In a client application, Genome Assembly consists of moving "up" or "down" (the nomenclature of the Specs, analogous to zooming "in" or "out"), along component children and supercomponent parent(s) 1. Genome Assembly occurs only upon Reference Servers, a necessary deduction from its definition. This data is contained within the TYPE description for a feature. (Cf. Specs: "Fetching Sequence Assemblies.)

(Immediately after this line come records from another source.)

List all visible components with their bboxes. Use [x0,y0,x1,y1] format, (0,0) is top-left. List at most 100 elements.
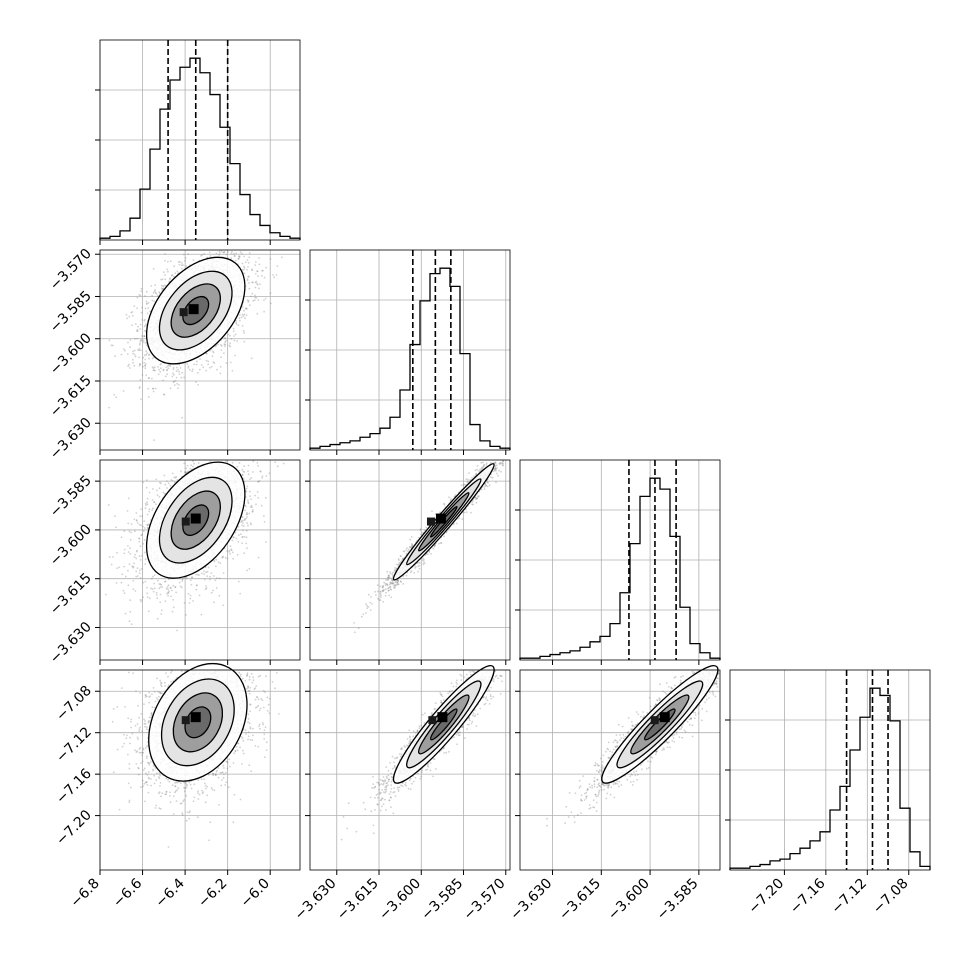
histogram-bar [910,852,920,870]
scatter-point [238,534,240,536]
scatter-point [225,254,227,256]
scatter-point [224,337,226,339]
scatter-point [222,556,224,558]
scatter-point [158,291,160,293]
scatter-point [146,479,148,481]
scatter-point [256,462,258,464]
scatter-point [140,350,142,352]
scatter-point [198,462,200,464]
scatter-point [123,348,125,350]
histogram-bar [780,859,790,870]
scatter-point [263,515,265,517]
scatter-point [155,388,157,390]
scatter-point [185,257,187,259]
scatter-point [251,293,253,295]
scatter-point [265,497,267,499]
scatter-point [170,596,172,598]
histogram-bar [230,164,240,240]
scatter-point [212,355,214,357]
scatter-point [146,352,148,354]
scatter-point [245,491,247,493]
scatter-point [166,373,168,375]
scatter-point [197,384,199,386]
scatter-point [182,578,184,580]
histogram-bar [670,536,680,660]
scatter-point [146,303,148,305]
scatter-point [249,304,251,306]
scatter-point [127,584,129,586]
scatter-point [176,370,178,372]
scatter-point [270,303,272,305]
scatter-point [144,319,146,321]
scatter-point [204,579,206,581]
scatter-point [255,273,257,275]
scatter-point [240,251,242,253]
scatter-point [219,562,221,564]
scatter-point [203,573,205,575]
scatter-point [138,537,140,539]
scatter-point [144,527,146,529]
scatter-point [148,302,150,304]
y-tick-label: −3.570 [47,246,95,294]
scatter-point [228,334,230,336]
scatter-point [131,324,133,326]
scatter-point [193,364,195,366]
scatter-point [202,366,204,368]
scatter-point [215,580,217,582]
histogram-bar [220,127,230,240]
scatter-point [261,477,263,479]
scatter-point [167,271,169,273]
scatter-point [158,588,160,590]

Thus, in describing such a paradigm, the Specs appear to convey that the client application will have to assemble information for a given segment from its component children (i.e., moving down). (E.g., a requested segment of a chromosome must be composed by the assembly of several contigs.) Conversely, this paradigm simply facilitates the client application to visit the supercomponent category (i.e., moving up). (E.g., a user would like to zoom out from a contig to view the entire chromosome.) However, the programmer should note well that it is a logical possibility for a segment to span more than one supercomponent parent (e.g., a segment may span two contigs).


 

1 Following Lincoln Stein, I use the words component and supercomponent to refer to categories alone. (E.g., the category contig is a component of the category chromosome, whereas chromosome is a supercomponent of contig.) I shall use the words children and parent(s) to refer to entities of the given category. (E.g., contigs 17, 18, 19, and 20 are the children of the parent chromosome 4.)